第一次世界大戦のさなかに開かれた個展で藤田は天国と地獄を味わう。
天国とは、あのピカソが藤田の作品の前で3時間もたたずんで鑑賞したというエピソードだ。それに対して地獄とは、新聞に載った批評である。藤田の回想によればその地獄とは次のようなものだった。
「「日本人は狡猾なり、猿の如く物真似上手な国民といい、散々に悪口をたたいた」(日本画私観)と藤田は回想する」(柴崎信三『絵筆のナショナリズム フジタと大観の<戦争>』 幻戯書房 p65)
人種偏見に満ちた論評だが、柴崎によればこの「悪評」がいわば藤田を日本人であることに目覚めさせて日本の伝統美術をヒントにしたあの「素晴らしい乳白色」を生み、藤田をフジタへと飛躍させたのだと言う。
こうした「西洋のまなざし」は、日本人であるというアイデンティティを目覚めさせることになる。
日本に帰国していた藤田は1939年に再びパリへ赴く。
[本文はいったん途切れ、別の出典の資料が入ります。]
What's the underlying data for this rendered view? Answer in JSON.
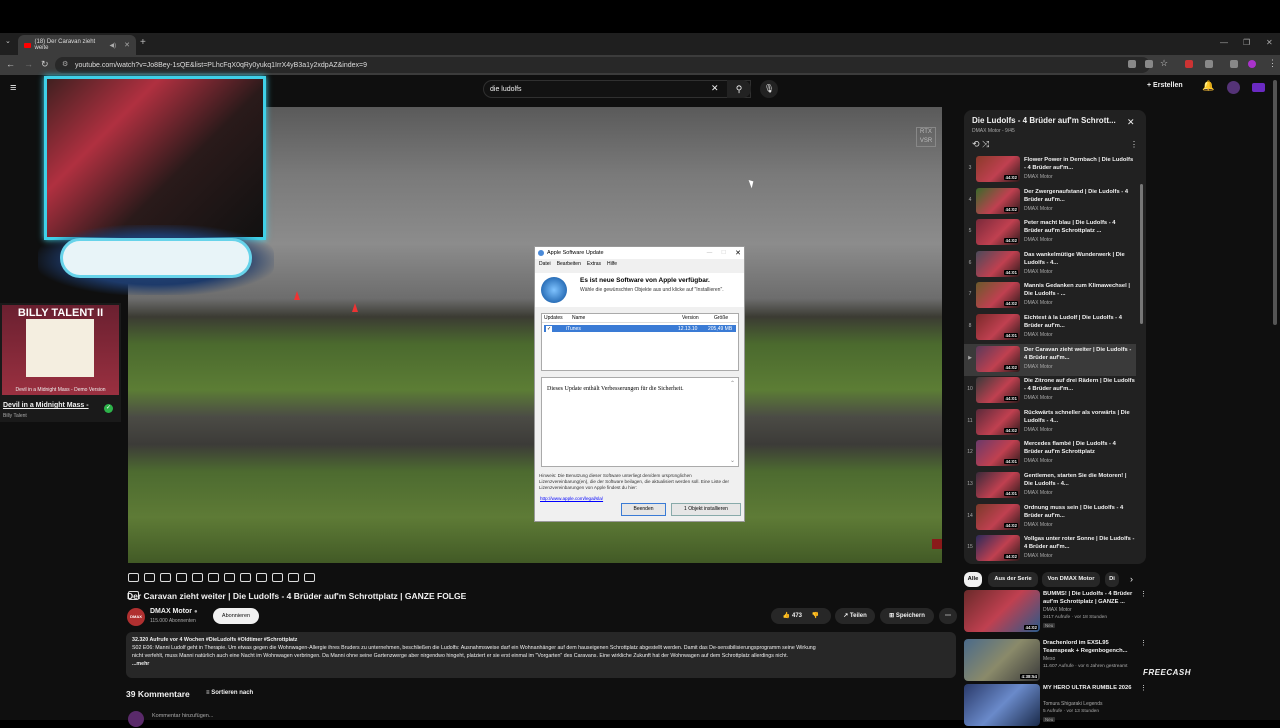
{
  "browser": {
    "tab_title": "(18) Der Caravan zieht weite",
    "url": "youtube.com/watch?v=Jo8Bey-1sQE&list=PLhcFqX0qRy0yukq1IrrX4yB3a1y2xdpAZ&index=9"
  },
  "youtube": {
    "search_value": "die ludolfs",
    "create_label": "Erstellen"
  },
  "overlay": {
    "rtx_label_1": "RTX",
    "rtx_label_2": "VSR",
    "album_title": "BILLY TALENT II",
    "album_sub": "Devil in a Midnight Mass - Demo Version",
    "song_title": "Devil in a Midnight Mass -",
    "song_artist": "Billy Talent"
  },
  "dialog": {
    "window_title": "Apple Software Update",
    "menu": [
      "Datei",
      "Bearbeiten",
      "Extras",
      "Hilfe"
    ],
    "heading": "Es ist neue Software von Apple verfügbar.",
    "subheading": "Wähle die gewünschten Objekte aus und klicke auf \"Installieren\".",
    "col_updates": "Updates",
    "col_name": "Name",
    "col_version": "Version",
    "col_size": "Größe",
    "row_name": "iTunes",
    "row_version": "12.13.10",
    "row_size": "205,49 MB",
    "description": "Dieses Update enthält Verbesserungen für die Sicherheit.",
    "note": "Hinweis: Die Benutzung dieser Software unterliegt den/dem ursprünglichen Lizenzvereinbarung(en), die der Software beilagen, die aktualisiert werden soll. Eine Liste der Lizenzvereinbarungen von Apple findest du hier:",
    "link": "http://www.apple.com/legal/sla/",
    "quit_button": "Beenden",
    "install_button": "1 Objekt installieren"
  },
  "video": {
    "title": "Der Caravan zieht weiter | Die Ludolfs - 4 Brüder auf'm Schrottplatz | GANZE FOLGE",
    "channel": "DMAX Motor",
    "subscribers": "115.000 Abonnenten",
    "subscribe_label": "Abonnieren",
    "likes": "473",
    "share_label": "Teilen",
    "save_label": "Speichern",
    "desc_line1": "32.320 Aufrufe  vor 4 Wochen  #DieLudolfs #Oldtimer #Schrottplatz",
    "desc_line2": "S02 E06: Manni Ludolf geht in Therapie. Um etwas gegen die Wohnwagen-Allergie ihres Bruders zu unternehmen, beschließen die Ludolfs: Ausnahmsweise darf ein Wohnanhänger auf dem hauseigenen Schrottplatz abgestellt werden. Damit das De-sensibilisierungsprogramm seine Wirkung",
    "desc_line3": "nicht verfehlt, muss Manni natürlich auch eine Nacht im Wohnwagen verbringen. Da Manni ohne seine Gartenzwerge aber nirgendwo hingeht, platziert er sie erst einmal im \"Vorgarten\" des Caravans. Eine wirkliche Zukunft hat der Wohnwagen auf dem Schrottplatz allerdings nicht.",
    "desc_more": "...mehr",
    "comments_count": "39 Kommentare",
    "sort_label": "Sortieren nach",
    "comment_placeholder": "Kommentar hinzufügen..."
  },
  "playlist": {
    "title": "Die Ludolfs - 4 Brüder auf'm Schrott...",
    "subtitle": "DMAX Motor - 9/45",
    "items": [
      {
        "num": "3",
        "title": "Flower Power in Dernbach | Die Ludolfs - 4 Brüder auf'm...",
        "channel": "DMAX Motor",
        "duration": "44:02"
      },
      {
        "num": "4",
        "title": "Der Zwergenaufstand | Die Ludolfs - 4 Brüder auf'm...",
        "channel": "DMAX Motor",
        "duration": "44:02"
      },
      {
        "num": "5",
        "title": "Peter macht blau | Die Ludolfs - 4 Brüder auf'm Schrottplatz ...",
        "channel": "DMAX Motor",
        "duration": "44:02"
      },
      {
        "num": "6",
        "title": "Das wankelmütige Wunderwerk | Die Ludolfs - 4...",
        "channel": "DMAX Motor",
        "duration": "44:01"
      },
      {
        "num": "7",
        "title": "Mannis Gedanken zum Klimawechsel | Die Ludolfs - ...",
        "channel": "DMAX Motor",
        "duration": "44:02"
      },
      {
        "num": "8",
        "title": "Eichtest à la Ludolf | Die Ludolfs - 4 Brüder auf'm...",
        "channel": "DMAX Motor",
        "duration": "44:01"
      },
      {
        "num": "▶",
        "title": "Der Caravan zieht weiter | Die Ludolfs - 4 Brüder auf'm...",
        "channel": "DMAX Motor",
        "duration": "44:02"
      },
      {
        "num": "10",
        "title": "Die Zitrone auf drei Rädern | Die Ludolfs - 4 Brüder auf'm...",
        "channel": "DMAX Motor",
        "duration": "44:01"
      },
      {
        "num": "11",
        "title": "Rückwärts schneller als vorwärts | Die Ludolfs - 4...",
        "channel": "DMAX Motor",
        "duration": "44:02"
      },
      {
        "num": "12",
        "title": "Mercedes flambé | Die Ludolfs - 4 Brüder auf'm Schrottplatz",
        "channel": "DMAX Motor",
        "duration": "44:01"
      },
      {
        "num": "13",
        "title": "Gentlemen, starten Sie die Motoren! | Die Ludolfs - 4...",
        "channel": "DMAX Motor",
        "duration": "44:01"
      },
      {
        "num": "14",
        "title": "Ordnung muss sein | Die Ludolfs - 4 Brüder auf'm...",
        "channel": "DMAX Motor",
        "duration": "44:02"
      },
      {
        "num": "15",
        "title": "Vollgas unter roter Sonne | Die Ludolfs - 4 Brüder auf'm...",
        "channel": "DMAX Motor",
        "duration": "44:02"
      }
    ]
  },
  "chips": [
    "Alle",
    "Aus der Serie",
    "Von DMAX Motor",
    "Di"
  ],
  "recommendations": [
    {
      "title": "BUMMS! | Die Ludolfs - 4 Brüder auf'm Schrottplatz | GANZE ...",
      "channel": "DMAX Motor",
      "meta": "3417 Aufrufe · vor 18 Stunden",
      "badge": "Neu",
      "duration": "44:02"
    },
    {
      "title": "Drachenlord im EXSL95 Teamspeak + Regenbogench...",
      "channel": "Meso",
      "meta": "11.607 Aufrufe · vor 6 Jahren gestreamt",
      "badge": "",
      "duration": "4:38:54"
    },
    {
      "title": "MY HERO ULTRA RUMBLE 2026",
      "channel": "Tomura Shigaraki Legends",
      "meta": "5 Aufrufe · vor 13 Stunden",
      "badge": "Neu",
      "duration": ""
    }
  ],
  "freecash": "FREECASH"
}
この時に4月5日付『東京日日新聞』に「苦難を求める 再び海外に出る私の心境」として次のように書いている。
「安閑として単に私の画業を続けるよりも、最も私に相応しい役目は外国に散在している数千人の私の友人を通じて、広く真の日本精神を説き、日本の姿を知らせること」
「芸術を媒介として、国際親善の一役を自ら進んで買って出よう」(同書 p100)
世界にその名を馳せた藤田なら美術を通しての国際親善を担う気持ちがあるのは当然だろう。だが、ここで重要なのは「広く真の日本精神を説き、日本の姿を知らせる」と明確に述べている点だ。藤田は自分の対する偏見の目線を芸術生活でも日常生活でも感じていたのだろう。この偏見を自分が変えたい、日本精神と日本の姿を伝えたい、それこそが真の国際親善の姿だと考えていたと思われる。じつは柴崎はこの前提として次の藤田の文章を引用している。
「満華人に日本精神を教え込むことは、他日に到って愛国心の逆用を危惧する。勿論、満華人と我々は国家観念において根本的に相違しているが、そうかといって油断は大敵である。民族性というものの差を知らないで、満華人を日本人的にしようとするのは大きな間違いであろう」(同書 p100)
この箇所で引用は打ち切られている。